When the Landsberg family sought out an artist in early 1914 to do a portrait of their younger daughter Yvonne, then nineteen years old, they first considered engaging Paul-César Helleu, whose society portraiture was then very fashionable. Yvonne and her brother Albert, while attending a series of lectures by philosopher Henri Bergson at the Collège de France, had become acquainted with Matthew Stewart Pritchard, an Englishman and a former director of the Boston Museum of Fine Arts, who was studying philosophy in Paris and had been a friend of Matisse since 1907. Pritchard urged the Landsbergs to select Matisse for their daughter's portrait, and Albert persuaded their mother to accept their preference.
Yvonne was extremely shy, but Matisse found her to be an interesting and mature young woman and did a preliminary drawing of her (current location unknown), which Pritchard extolled as being "the most beautiful contemporary drawing in the world!" (quoted in J. Flam, op. cit., p. 389). Matisse offered to undertake an oil portrait of Yvonne, stipulating that he have complete freedom in its execution, although the family was under no obligation to purchase the finished painting.
The painting required many sittings, and not wasting any opportunity while Yvonne was resting from her pose, Matisse made further drawings as well as a series of prints. During each session Matisse practically repainted the entire image, and as the portrait progressed, the sitter's figure became less naturalistic. Albert thought the finished work (see fig.) resembled a Byzantine icon.
"The great drawing of Yvonne Landsberg [the present work] resembles an early state of the painting, as documented by a recent X-ray photograph. In this tense, austere drawing, Matisse eschews the ease of the other studies for rigorous contraction of the subject into rhyming sequences of summarily modelled forms. Face, breasts and pressed-together thighs recall that 'egg-like form beautiful in volume' Matisse had told his students to look for in a particular model, back in 1908; so does the hair, which indeed 'describes a protecting curve and gives a repetition that is a completion' [Sarah Stein]. Joining these forms, the branch-like neck and arms -- one broken abruptly at the elbow and wrist, the other wrenched downwards by the sheer force of turning and pulling the charcoal back into the body -- are rigid, jolting accents, yet possessed of an eloquent beauty of their own" (J. Elderfield, The Drawings of Henri Matisse, exh. cat. op. cit., p. 63).
The pose seen in the present drawing remains visible in the painting as a form of armature. In the latter the head has assumed a mask-like aspect; even more remarkable are the arching lines that Matisse scratched into the wet paint with the wooden end of his brush, and the areas where he has additionally etched away the pigment, leaving hatched lines as if in a drawing. "The lines express expansion and becoming, and are visible manifestations of invisible forces that the artist has sensed within her and within himself. They also express the subject's femaleness, that sense of the life force that Matisse had dealt with so often and in so many ways in his representations of both plants and women. Here the woman literally throws off shoots like a plant." (J. Flam, op. cit., pp.387-388). The lines also trace a heart-shape, a motif that Matisse repeated in an ink drawing made after the painting (see Elderfield, op. cit., p. 20, fig. 20). The portrait is indeed an insightful look into the personality and aspirations of a girl on the verge of womanhood.
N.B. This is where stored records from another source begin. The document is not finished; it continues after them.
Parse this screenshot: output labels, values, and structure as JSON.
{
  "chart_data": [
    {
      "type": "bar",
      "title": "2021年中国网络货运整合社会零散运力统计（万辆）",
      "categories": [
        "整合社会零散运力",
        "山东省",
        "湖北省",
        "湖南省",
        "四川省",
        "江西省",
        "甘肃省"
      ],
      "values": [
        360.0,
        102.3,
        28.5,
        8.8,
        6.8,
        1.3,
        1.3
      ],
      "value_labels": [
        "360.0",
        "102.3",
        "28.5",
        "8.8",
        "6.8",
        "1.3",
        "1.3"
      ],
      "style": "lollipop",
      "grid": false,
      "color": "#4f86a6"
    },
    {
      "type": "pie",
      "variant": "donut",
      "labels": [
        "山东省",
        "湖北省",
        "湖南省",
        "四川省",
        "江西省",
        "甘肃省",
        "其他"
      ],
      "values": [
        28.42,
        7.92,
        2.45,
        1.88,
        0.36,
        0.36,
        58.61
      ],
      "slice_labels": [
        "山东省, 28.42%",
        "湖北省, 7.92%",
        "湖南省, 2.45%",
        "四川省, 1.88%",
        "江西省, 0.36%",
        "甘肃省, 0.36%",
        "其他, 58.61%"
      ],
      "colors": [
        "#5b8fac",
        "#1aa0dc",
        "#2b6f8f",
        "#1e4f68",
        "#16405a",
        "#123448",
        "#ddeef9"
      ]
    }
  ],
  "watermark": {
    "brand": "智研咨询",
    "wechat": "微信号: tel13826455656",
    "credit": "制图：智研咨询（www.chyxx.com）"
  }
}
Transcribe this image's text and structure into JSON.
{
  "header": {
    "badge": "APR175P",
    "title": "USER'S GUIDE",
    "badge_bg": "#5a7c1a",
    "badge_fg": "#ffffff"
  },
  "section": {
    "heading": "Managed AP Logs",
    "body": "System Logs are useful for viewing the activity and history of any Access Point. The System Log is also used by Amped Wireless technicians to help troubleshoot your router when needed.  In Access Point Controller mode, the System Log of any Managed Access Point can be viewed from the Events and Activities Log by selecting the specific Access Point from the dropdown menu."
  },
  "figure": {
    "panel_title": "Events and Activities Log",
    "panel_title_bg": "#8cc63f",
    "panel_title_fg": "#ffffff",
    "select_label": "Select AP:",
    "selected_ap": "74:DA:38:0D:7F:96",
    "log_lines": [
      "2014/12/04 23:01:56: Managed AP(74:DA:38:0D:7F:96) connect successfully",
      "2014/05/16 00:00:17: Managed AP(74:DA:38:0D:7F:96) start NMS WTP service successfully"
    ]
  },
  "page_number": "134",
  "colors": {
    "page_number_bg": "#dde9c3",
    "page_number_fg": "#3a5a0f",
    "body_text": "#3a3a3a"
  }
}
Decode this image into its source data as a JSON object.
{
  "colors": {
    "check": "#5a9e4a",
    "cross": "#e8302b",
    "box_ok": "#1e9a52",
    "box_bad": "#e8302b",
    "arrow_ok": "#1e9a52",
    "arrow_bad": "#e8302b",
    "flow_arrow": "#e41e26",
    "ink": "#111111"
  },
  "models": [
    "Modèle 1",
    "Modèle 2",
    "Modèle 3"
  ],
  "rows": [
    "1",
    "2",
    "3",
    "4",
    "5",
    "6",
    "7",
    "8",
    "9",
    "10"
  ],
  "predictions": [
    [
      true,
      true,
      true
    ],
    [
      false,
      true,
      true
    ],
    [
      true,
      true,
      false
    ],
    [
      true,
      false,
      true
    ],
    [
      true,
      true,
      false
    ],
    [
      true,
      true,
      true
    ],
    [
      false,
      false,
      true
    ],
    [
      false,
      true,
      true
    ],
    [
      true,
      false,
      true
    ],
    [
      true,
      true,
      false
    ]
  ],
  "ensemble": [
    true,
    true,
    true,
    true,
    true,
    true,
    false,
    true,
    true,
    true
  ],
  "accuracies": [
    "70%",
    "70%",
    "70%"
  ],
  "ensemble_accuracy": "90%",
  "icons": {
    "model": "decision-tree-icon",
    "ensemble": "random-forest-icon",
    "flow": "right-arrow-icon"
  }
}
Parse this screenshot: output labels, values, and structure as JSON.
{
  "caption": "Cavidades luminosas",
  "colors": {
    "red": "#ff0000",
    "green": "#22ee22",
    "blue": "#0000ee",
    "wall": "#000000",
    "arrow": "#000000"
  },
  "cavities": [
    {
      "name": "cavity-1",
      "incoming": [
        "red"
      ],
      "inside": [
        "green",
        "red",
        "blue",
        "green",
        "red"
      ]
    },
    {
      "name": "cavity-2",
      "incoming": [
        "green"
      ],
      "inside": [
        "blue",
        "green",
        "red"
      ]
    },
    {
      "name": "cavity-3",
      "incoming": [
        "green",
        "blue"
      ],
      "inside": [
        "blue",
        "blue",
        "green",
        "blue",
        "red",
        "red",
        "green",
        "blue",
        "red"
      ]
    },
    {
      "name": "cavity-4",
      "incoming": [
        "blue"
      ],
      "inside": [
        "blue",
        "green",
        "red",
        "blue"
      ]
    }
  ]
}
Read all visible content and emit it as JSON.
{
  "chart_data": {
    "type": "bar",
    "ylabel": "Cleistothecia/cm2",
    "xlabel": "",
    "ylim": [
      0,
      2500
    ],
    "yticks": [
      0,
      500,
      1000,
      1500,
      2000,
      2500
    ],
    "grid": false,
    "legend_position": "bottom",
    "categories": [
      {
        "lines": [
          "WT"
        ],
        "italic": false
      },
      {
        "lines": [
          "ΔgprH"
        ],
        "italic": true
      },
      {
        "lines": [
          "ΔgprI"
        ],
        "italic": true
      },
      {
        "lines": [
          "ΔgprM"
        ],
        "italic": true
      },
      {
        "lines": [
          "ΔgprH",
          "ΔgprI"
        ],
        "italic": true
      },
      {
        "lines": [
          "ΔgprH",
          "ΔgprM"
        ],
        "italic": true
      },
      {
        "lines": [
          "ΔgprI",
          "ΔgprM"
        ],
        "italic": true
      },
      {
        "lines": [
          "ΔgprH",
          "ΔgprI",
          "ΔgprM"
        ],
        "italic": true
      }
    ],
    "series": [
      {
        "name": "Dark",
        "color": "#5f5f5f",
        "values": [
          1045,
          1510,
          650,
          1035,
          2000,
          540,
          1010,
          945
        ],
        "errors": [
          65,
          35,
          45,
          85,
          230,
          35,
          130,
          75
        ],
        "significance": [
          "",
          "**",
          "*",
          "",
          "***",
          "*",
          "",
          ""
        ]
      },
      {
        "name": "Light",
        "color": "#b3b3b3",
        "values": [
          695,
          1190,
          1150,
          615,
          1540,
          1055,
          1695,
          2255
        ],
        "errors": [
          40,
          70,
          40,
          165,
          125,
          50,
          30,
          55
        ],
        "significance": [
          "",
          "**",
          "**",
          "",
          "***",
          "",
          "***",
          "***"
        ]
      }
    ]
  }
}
Yvonne's mother, although an advocate of contemporary music, would have preferred a more traditional portrait of her daughter. Despite the praise the picture received in progressive circles, she declined to buy it. The Montross Gallery in New York later purchased the painting, which eventually entered the prestigious collection of Walter and Louise Arensberg, and became part of their bequest to the Philadelphia Museum of Art.